Quando estava terminando de traduzi-lo, já contei aqui, delirei com as minhas mãos digitando aquele texto, me senti um pouco em cena: é a voz de outra pessoa que estou falando, mas com o meu corpo. Por causa disso, e provavelmente também pelo cansaço, naqueles dias (e noites) me assustei olhando para as minhas mãos e enxergando mãos de uma pele fina feito papel, de 84 anos, de muita vida acumulada e elaborada em texto. Parecia sonho.
Por isso o sonho de algumas horas atrás me comoveu, também. A parte das mãos dadas.

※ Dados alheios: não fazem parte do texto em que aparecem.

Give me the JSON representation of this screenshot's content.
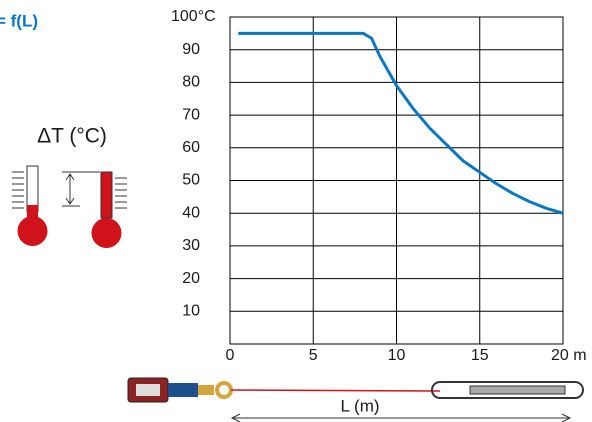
{
  "chart_data": {
    "type": "line",
    "title": "= f(L)",
    "annotation": "ΔT (°C)",
    "x_label": "L (m)",
    "x": [
      0.5,
      2,
      4,
      6,
      8,
      8.5,
      9,
      10,
      11,
      12,
      13,
      14,
      15,
      16,
      17,
      18,
      19,
      20
    ],
    "values": [
      95,
      95,
      95,
      95,
      95,
      93.5,
      88,
      79,
      72,
      66,
      61,
      56,
      52.5,
      49,
      46,
      43.5,
      41.5,
      40
    ],
    "color": "#0a77c2",
    "xlim": [
      0,
      20
    ],
    "xticks": [
      0,
      5,
      10,
      15,
      {
        "value": 20,
        "label": "20 m"
      }
    ],
    "ylim": [
      0,
      100
    ],
    "yticks": [
      10,
      20,
      30,
      40,
      50,
      60,
      70,
      80,
      90,
      {
        "value": 100,
        "label": "100°C"
      }
    ],
    "grid": true
  }
}
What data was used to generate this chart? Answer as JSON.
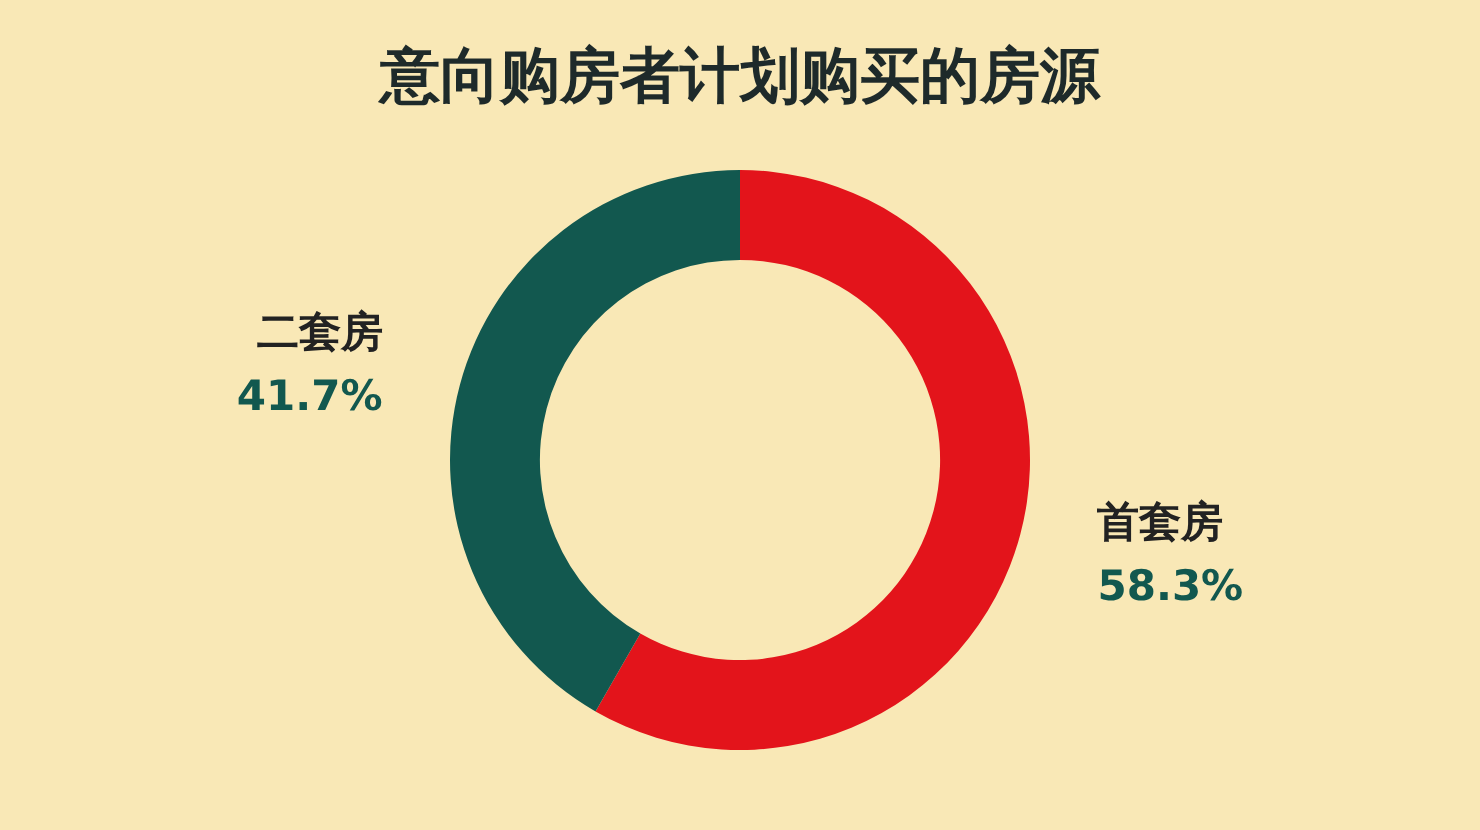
{
  "chart_data": {
    "type": "donut",
    "title": "意向购房者计划购买的房源",
    "categories": [
      "首套房",
      "二套房"
    ],
    "values": [
      58.3,
      41.7
    ],
    "colors": [
      "#e3141b",
      "#12584f"
    ],
    "value_labels": [
      "58.3%",
      "41.7%"
    ],
    "legend": false
  }
}
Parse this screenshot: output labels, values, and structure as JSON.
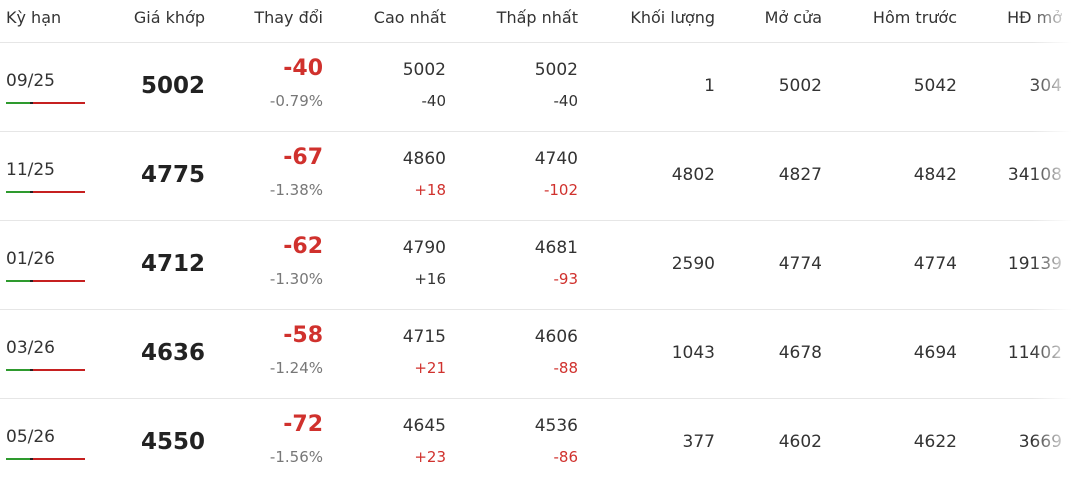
{
  "header": {
    "columns": [
      "Kỳ hạn",
      "Giá khớp",
      "Thay đổi",
      "Cao nhất",
      "Thấp nhất",
      "Khối lượng",
      "Mở cửa",
      "Hôm trước",
      "HĐ mở"
    ]
  },
  "colors": {
    "up_down": "#d0312d",
    "neutral": "#333333",
    "muted": "#777777"
  },
  "table": {
    "rows": [
      {
        "term": "09/25",
        "price": "5002",
        "change": "-40",
        "change_pct": "-0.79%",
        "high": "5002",
        "high_change": {
          "text": "-40",
          "color": "neutral"
        },
        "low": "5002",
        "low_change": {
          "text": "-40",
          "color": "neutral"
        },
        "volume": "1",
        "open": "5002",
        "prev": "5042",
        "oi": "304"
      },
      {
        "term": "11/25",
        "price": "4775",
        "change": "-67",
        "change_pct": "-1.38%",
        "high": "4860",
        "high_change": {
          "text": "+18",
          "color": "up_down"
        },
        "low": "4740",
        "low_change": {
          "text": "-102",
          "color": "up_down"
        },
        "volume": "4802",
        "open": "4827",
        "prev": "4842",
        "oi": "34108"
      },
      {
        "term": "01/26",
        "price": "4712",
        "change": "-62",
        "change_pct": "-1.30%",
        "high": "4790",
        "high_change": {
          "text": "+16",
          "color": "neutral"
        },
        "low": "4681",
        "low_change": {
          "text": "-93",
          "color": "up_down"
        },
        "volume": "2590",
        "open": "4774",
        "prev": "4774",
        "oi": "19139"
      },
      {
        "term": "03/26",
        "price": "4636",
        "change": "-58",
        "change_pct": "-1.24%",
        "high": "4715",
        "high_change": {
          "text": "+21",
          "color": "up_down"
        },
        "low": "4606",
        "low_change": {
          "text": "-88",
          "color": "up_down"
        },
        "volume": "1043",
        "open": "4678",
        "prev": "4694",
        "oi": "11402"
      },
      {
        "term": "05/26",
        "price": "4550",
        "change": "-72",
        "change_pct": "-1.56%",
        "high": "4645",
        "high_change": {
          "text": "+23",
          "color": "up_down"
        },
        "low": "4536",
        "low_change": {
          "text": "-86",
          "color": "up_down"
        },
        "volume": "377",
        "open": "4602",
        "prev": "4622",
        "oi": "3669"
      }
    ]
  }
}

Vocês devem saber, a esta altura, que lá na França as pessoas não morrem de amores pela Annie Ernaux como nós aqui. No perfil que fez da Ernaux, que saiu na Quatro Cinco Um com tradução minha, a Rachel Cusk resumiu a reação que se deu lá ao anúncio do Nobel:
Na França, país que se tem em alta conta por sua cultura literária, a notícia do Nobel provocou uma irrupção febril de orgulho, mas também explosões assombrosas de veneno. Como é que uma mulher que só escrevia sobre si mesma podia ganhar o maior prêmio literário do mundo? Madame Ovary, como foi chamada por um crítico francês conservador, era o exemplo paradigmático da erosão da arte literária pelas narrativas de autocomiseração e marginalização. A inteligência — e até a sanidade — do comitê do Nobel parecia estar sendo questionada. Me explicaram que, na França, expor aspectos pouco glamourosos da realidade feminina — as reclamações da bonne femme, ou dona de casa — era amplamente considerado de mau gosto. Ao que parece, havia também a questão do ciúme — do sucesso de Ernaux, do frescor dos leitores dela, e agora desse grande prêmio — por parte da velha guarda literária masculina. Mas, para mim, essas explicações eram desnecessárias: as agressões eram simplesmente a evidência de que o ponto nevrálgico da verdade havia sido tocado.
Em A escrita como faca, a própria Ernaux falou da recepção crítica que tinha em seu próprio país, muito antes de saber que levaria o grande prêmio da literatura:
… críticos em sua maioria parisienses e homens, ocupando posições de poder na imprensa, se enfureceram com o que escrevo. Com o conteúdo e a forma. Sou criticada por uma obscenidade dupla, social e sexual. Social porque, em livros como O lugar, Uma mulher, A vergonha, mas também Journal du dehors, transformo em material de escrita a desigualdade de condições, de cultura, evitando o populismo, que seria tão reconfortante, aceitável… Sexual porque, em Paixão simples, que foi um barril de pólvora, descrevi tranquila e minuciosamente a paixão de uma mulher madura — vivida no registro adolescente e do “romance”, mas também muito físico — sem as marcas afetivas, a lamentação, sem esse “romanceamento” que justamente se espera daquilo que é escrito por mulheres. […] (A propósito, repare que tais frases foram ditas por pessoas que se dizem de esquerda e que, assim, revelam seu secreto desprezo de classe.) […] Acho que um pequeno número de críticos não me perdoa por isso, pela minha maneira de escrever sobre o social e o sexual, por não respeitar uma espécie de decoro intelectual, artístico, ao misturar a linguagem do corpo e a reflexão sobre a escrita, ao ter interesse tanto pelos hipermercados e pelo trem quanto pela biblioteca da Sorbonne. Isso os agride…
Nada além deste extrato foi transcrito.